Sweden, one of the few countries around the world that has not imposed a full lockdown during the coronavirus pandemic, relying instead on providing information to its citizens and appealing to their sense of personal responsibility rather than restricting their movements.

In devising their response, the Swedish government’s scientific advisers seem to have favoured the concept of herd immunity – limiting the continued spread of a virus by ensuring the vast majority of a population cannot contract the disease either from their immunity because they been exposed to and recovered from the infection, or from vaccination..

Here on the other side of the North Sea, we adopted the stay home, protect the NHS and save lives’ approach, which necessitated the shutting down great swathes of our economy.

With deaths per capita in Sweden now more than four-times that of any of its neighbours the country has claimed the unwanted title of having the world's highest death rate from the coronavirus, a title which was briefly held by the UK in late May.

So did they get it wrong? Did we??

It’s difficult to say as one thing is for sure, COVID-19 didn’t come with a handbook. What we do know is that the pandemic has not yet peaked. This coronavirus could become a long-term or even permanent feature in our lives, potentially a seasonal virus such as flu which we develop strategies to co-exist with rather than locking ourselves away and our country down.

The various approaches that different countries have taken to combat COVID-19 highlights for me just how little we currently understand about this disease

At the heart of the problem, there really is no firm science here. If there was, every country could more easily implement ‘standard’ measures to combat COVID-19, based on facts. This is a disease we have never seen before though and so governments’ can only act on their own scientific advisors well informed predictions of what measures should make a difference (based on what we know about other diseases for example).

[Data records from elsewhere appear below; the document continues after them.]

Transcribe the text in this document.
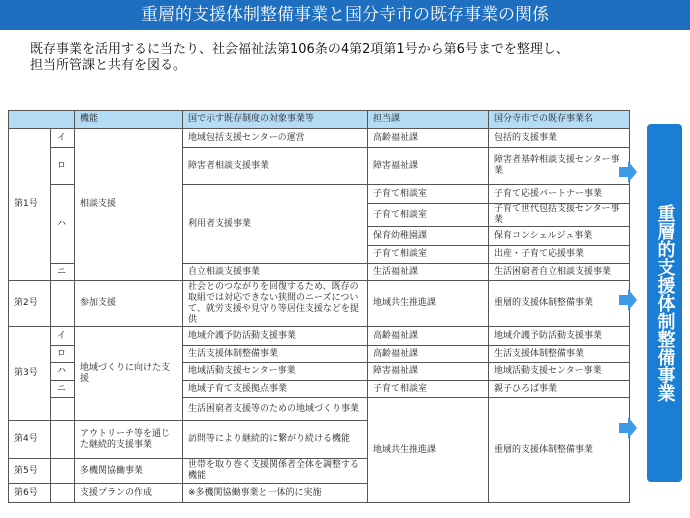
重層的支援体制整備事業と国分寺市の既存事業の関係
既存事業を活用するに当たり、社会福祉法第106条の4第2項第1号から第6号までを整理し、
担当所管課と共有を図る。
		機能	国で示す既存制度の対象事業等	担当課	国分寺市での既存事業名
第1号	イ	相談支援	地域包括支援センターの運営	高齢福祉課	包括的支援事業
	ロ		障害者相談支援事業	障害福祉課	障害者基幹相談支援センター事業
	ハ		利用者支援事業	子育て相談室	子育て応援パートナー事業
				子育て相談室	子育て世代包括支援センター事業
				保育幼稚園課	保育コンシェルジュ事業
				子育て相談室	出産・子育て応援事業
	ニ		自立相談支援事業	生活福祉課	生活困窮者自立相談支援事業
第2号		参加支援	社会とのつながりを回復するため、既存の取組では対応できない狭間のニーズについて、就労支援や見守り等居住支援などを提供	地域共生推進課	重層的支援体制整備事業
第3号	イ	地域づくりに向けた支援	地域介護予防活動支援事業	高齢福祉課	地域介護予防活動支援事業
	ロ		生活支援体制整備事業	高齢福祉課	生活支援体制整備事業
	ハ		地域活動支援センター事業	障害福祉課	地域活動支援センター事業
	ニ		地域子育て支援拠点事業	子育て相談室	親子ひろば事業
			生活困窮者支援等のための地域づくり事業	地域共生推進課	重層的支援体制整備事業
第4号		アウトリーチ等を通じた継続的支援事業	訪問等により継続的に繋がり続ける機能		
第5号		多機関協働事業	世帯を取り巻く支援関係者全体を調整する機能		
第6号		支援プランの作成	※多機関協働事業と一体的に実施		
重層的支援体制整備事業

More rather than less caution is obviously good when any new infectious agent such as SARS-CoV-2 disease appears, but we ‘scientists’ can appreciate that for the public, it is confusing and frustrating when the basis – data or even a lack thereof - on which policies are made is not explained, leaving people wondering why measures are implemented in the first place, why they change and why different measures are in place in different countries.

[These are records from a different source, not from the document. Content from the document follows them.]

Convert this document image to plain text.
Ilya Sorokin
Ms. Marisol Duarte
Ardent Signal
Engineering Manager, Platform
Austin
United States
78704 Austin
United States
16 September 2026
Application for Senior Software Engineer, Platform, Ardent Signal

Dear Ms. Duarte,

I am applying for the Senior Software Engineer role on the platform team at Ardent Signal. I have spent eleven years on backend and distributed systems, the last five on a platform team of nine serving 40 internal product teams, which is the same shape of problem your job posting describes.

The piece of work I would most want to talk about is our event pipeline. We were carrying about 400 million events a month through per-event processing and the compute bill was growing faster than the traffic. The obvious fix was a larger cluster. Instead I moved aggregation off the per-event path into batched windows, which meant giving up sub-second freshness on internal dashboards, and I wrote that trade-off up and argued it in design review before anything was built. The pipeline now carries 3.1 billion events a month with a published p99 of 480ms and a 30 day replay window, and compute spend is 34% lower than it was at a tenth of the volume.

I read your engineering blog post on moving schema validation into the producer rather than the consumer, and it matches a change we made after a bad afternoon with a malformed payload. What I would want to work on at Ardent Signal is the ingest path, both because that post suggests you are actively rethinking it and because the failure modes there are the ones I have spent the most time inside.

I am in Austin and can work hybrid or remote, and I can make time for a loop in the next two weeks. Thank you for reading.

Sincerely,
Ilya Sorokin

An example is he issue of social distancing. Two metres or one metre? Inside or outside? No one actually knows what distance is critical for preventing transmission of SARs-CoV-2 as we’ve never dealt with this virus before. The same goes for the length of quarantine, shielding etc. This virus and how it behaves is totally new, so we’re actually generating the data and much needed facts as the pandemic goes on. The public should have confidence in any changes to guidelines and measures that happen as a result of this but again, any changes have to be properly explained or there’s the danger of mistrust and a perception of, ‘you just got it wrong initially so why even believe it now’.

It also hasn’t helped that there is also a very understandable public misperception of who the ‘scientists’ are and what they know. Those advising the government (the epidemiologists, infectious diseases specialists etc) need to be open - and I’m sure they are and want to be - about how little we understand about this disease. We’re gathering data as we go so we must expect guidance and advice to potentially change. There are also the scientists playing a very different role in this pandemic, those developing tests, therapies and vaccines for COVID-19. We are all the good guys in this.

So here’s what you need to know, direct from the scientific community working at the coalface: We are working hard on ways to treat this so there is less risk to you from contracting the virus. Treatments will be important as there is no guarantee of a vaccine being developed anytime soon. Sensible and realistic modifications to ‘normal’ daily life can protect you and others. Unless you are a high risk individual because of other health issues and need to shield, adapting to a new ‘normal’ way of living may be just as effective as protecting you as staying shut away altogether. This is why the ‘release’ plan we are now entering is important as it makes clear that we are starting to return to a new ‘normality’, a critical message for the public to hear and realise.